1) There are lots of things we want for applications that CATOCS can't
   directly support, either because it loses ordering we cared about
   or it's just too inefficient, and

2) For each application they look at, they can "easily" see how to do
   it better at the application level without support from a
   communication infrastructure (which is what the CATOCS systems are,
   a layer between the network and the application).

I'm being a little harsh on the second point, because at the end they
do talk some about how to build a more useful infrastructure more as
an application-level library to support versioning and dependencies in
messages in contrast to the layered approach, but through most of the
paper I felt they were giving short-shrift to the advantages (if we
can do it) of having a library or layer that can be implemented once
and nicely bundles up a large chunk of complexity.

The meat of the paper is an analysis of several applications, arguing
why CATOCS fails for both reasons above.  I found myself wanting to
generalize to get to the higher level issues, but this isn't to say
that I didn't want to see the examples, only that many of the gory
details aren't so interesting taken in isolation.

The most important thing the paper points out is that causal ordering
does not capture everything about correct behavior.  They assert this
directly, but it seems to me the issue must be deeper, particularly
because causality seems like it should be the final arbiter.  In the
case of the option pricing/theoretical analysis example (figure 4), I
think the problem isn't that we call any events casually concurrent
when there turns out to be a dependence between them, but that our
definition of potential causality is too strong with respect to
received messages.  

The problem is that the user monitor sees the theoretical price of
26.25, which is based on the option price of 26.00, only after it sees
the subsequent option price of 26.50.  This causes the monitor to
think that the theoretical price is less than the option price, which
it in fact never is.  The paper suggests that the failure was in
deciding that the two sends (from the option pricing and the
theoretical pricing) were causally concurrent, thereby allowing the
messages to be received in any order.  But as I see it, the sends
*are* causally unrelated, and the problem is that, at the receiving
process, the receives are forced into a happens-before relationship
even though they should still be thought of as concurrent events and
handled independently.  Although one reception must happen before
another, in a fuzzy sense we can't say that a receive event can cause
another receive event without some intervening send.
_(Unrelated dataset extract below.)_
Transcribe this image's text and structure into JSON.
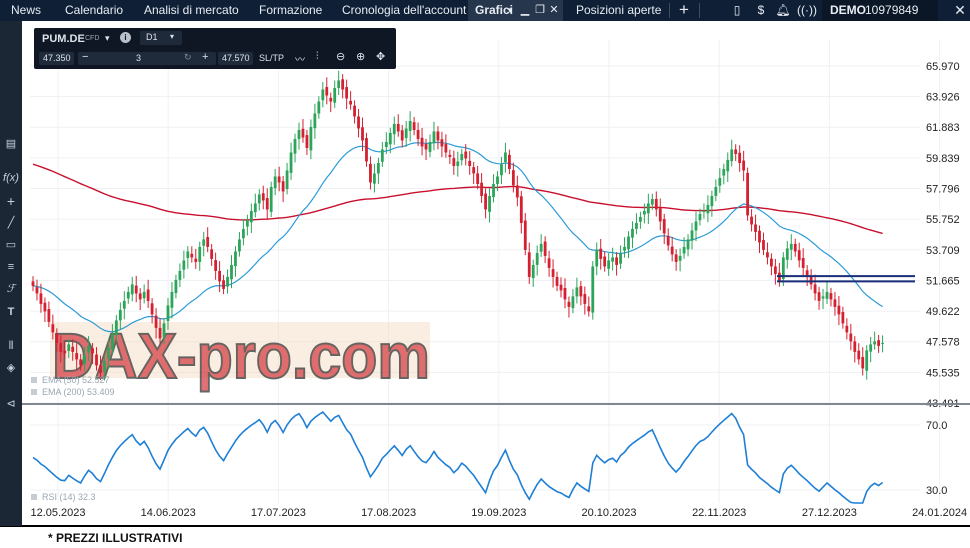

I suppose, to sum up this example, the real problem is that, if we
require applications to manage this notion of causal concurrency
explicitly, we will have forced too complicated an interface on them
in terms of a communications infrastructure.  I would point out,
however, that the versioning system they propose basically does the
same thing, by making sure the application realizes that the 26.25
theoretical price is based on old data, so that it doesn't apply it
inappropriately.

One thing I objected to in the analysis of real-time systems is that
it seems to me that the timestamp-based approach (which they propose
as better than the CATOCS systems) misses some of what the causal
ordering would capture.  In the case of the logging engine, while I
agree that after the fact you could sort all the messages and find the
proper total order, if you were showing things in real-time you might
not be able to tell that there were messages "from the past" still
outstanding.  If you catch all the hidden channels, a causally ordered
communication system should be able to tell you this, because the
"later" message will contain references to the "from the past"
messages, so you'll know that there is stuff out there that you
haven't seen yet.